Das explosionsartig aufsteigende Gemisch wird dabei vom umgebenden Salz wie von einer Wärmedecke umhüllt und kühlt deshalb kaum ab. Noch im Krater hat es daher genügend Hitze, um den Asphalt weiter flüssig zu halten. Die Folge: Lava-ähnliche Ströme fließen zum Teil Hunderte von Metern die Hänge hinab, bevor der Asphalt im gerade mal vier °C warmen Meerwasser erstarrt. Die flüchtigen Bestandteile – beispielsweise Gase oder leichte Öle – haben das Gemisch dann längst verlassen und steigen in Form kleinen Tröpfchen oder Blasen zur Meeresoberfläche auf.
Dieses Szenario der Wissenschaftler könnte beispielsweise erklären, warum auf Satellitenbildern oft Ölflecken über Asphaltvulkanen und anderen Öl-Seeps zu erkennen sind, die als eine Art „Wegweiser“ dienen. „Wir suchen Asphaltvulkane, indem wir auf Satellitenbildern nach relativ kleinen Ölflecken auf dem Wasser schauen. Diese stammen von Öl, das aus 3.000 Metern Tiefe an die Oberfläche steigt. Finden wir Stellen, an denen sich die Ölflecken über lange Zeit am selben Ort halten, lohnt es sich nachzusehen, ob dieses Öl aus einem Asphaltvulkan aufsteigt.“, so Bohrmann.
Noch einige weitere Indizien sprechen eindeutig für diese Theorie, die der Meeresgeologe und seine Kollegen im Jahr 2005 in der Fachzeitschrift „Eos“ veröffentlichten.

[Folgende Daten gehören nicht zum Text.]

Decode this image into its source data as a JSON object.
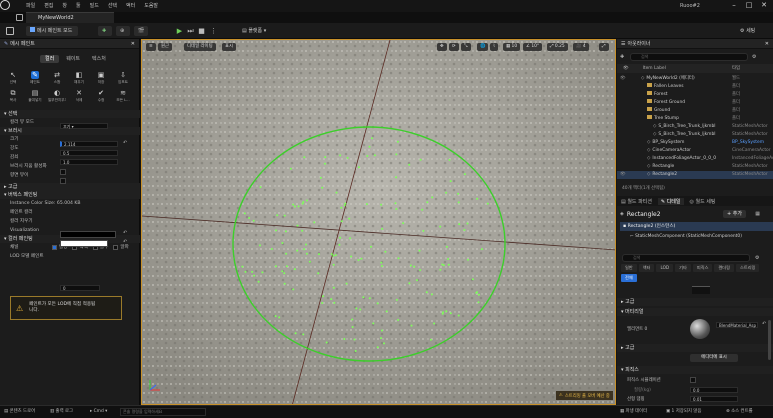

So haben Wissenschaftler schon vor einiger Zeit an Schwarzen Rauchern superkritisches Wasser aufgespürt. Die Hypothese erläutert zudem elegant, warum sich die Asphaltströme und die Strukturen der basaltischen Lava auf Hawaii so überraschend ähnlich sehen.
…oder doch kalte Quellen
Erklärung gefunden – Problem gelöst? Keineswegs. Denn echte Beweise für ihre Theorie konnten die Wissenschaftler bislang nicht vorlegen. Und die „Supercritical Water Hypothesis“ ist längst nicht die einzige Erklärung, die Wissenschaftler für das Phänomen der Asphaltvulkane parat haben.
So halten sie es ebenso für möglich, dass es sich bei den Asphalteruptionen nicht um heiße, sondern um kalte Quellen handelt. Damit der Asphalt flüssig bleibt und aus dem Erdinneren aufsteigen kann, müsste dann aber der Anteil an Gasen und Ölen im Gemisch sehr viel höher sein als bisher angenommen.
An der Meeresbodenoberfläche würde es dann mit der Zeit zu einem Ausgasen kommen. Die Gase sammeln sich dabei zunächst in Blasen und treten dann ins Wasser aus. Damit aber verlieren die Asphaltströme ihre Fließfähigkeit und erstarren irgendwann.
Welche ihrer Theorien nun die Richtige ist, wagen die Wissenschaftler bisher nicht vorherzusagen.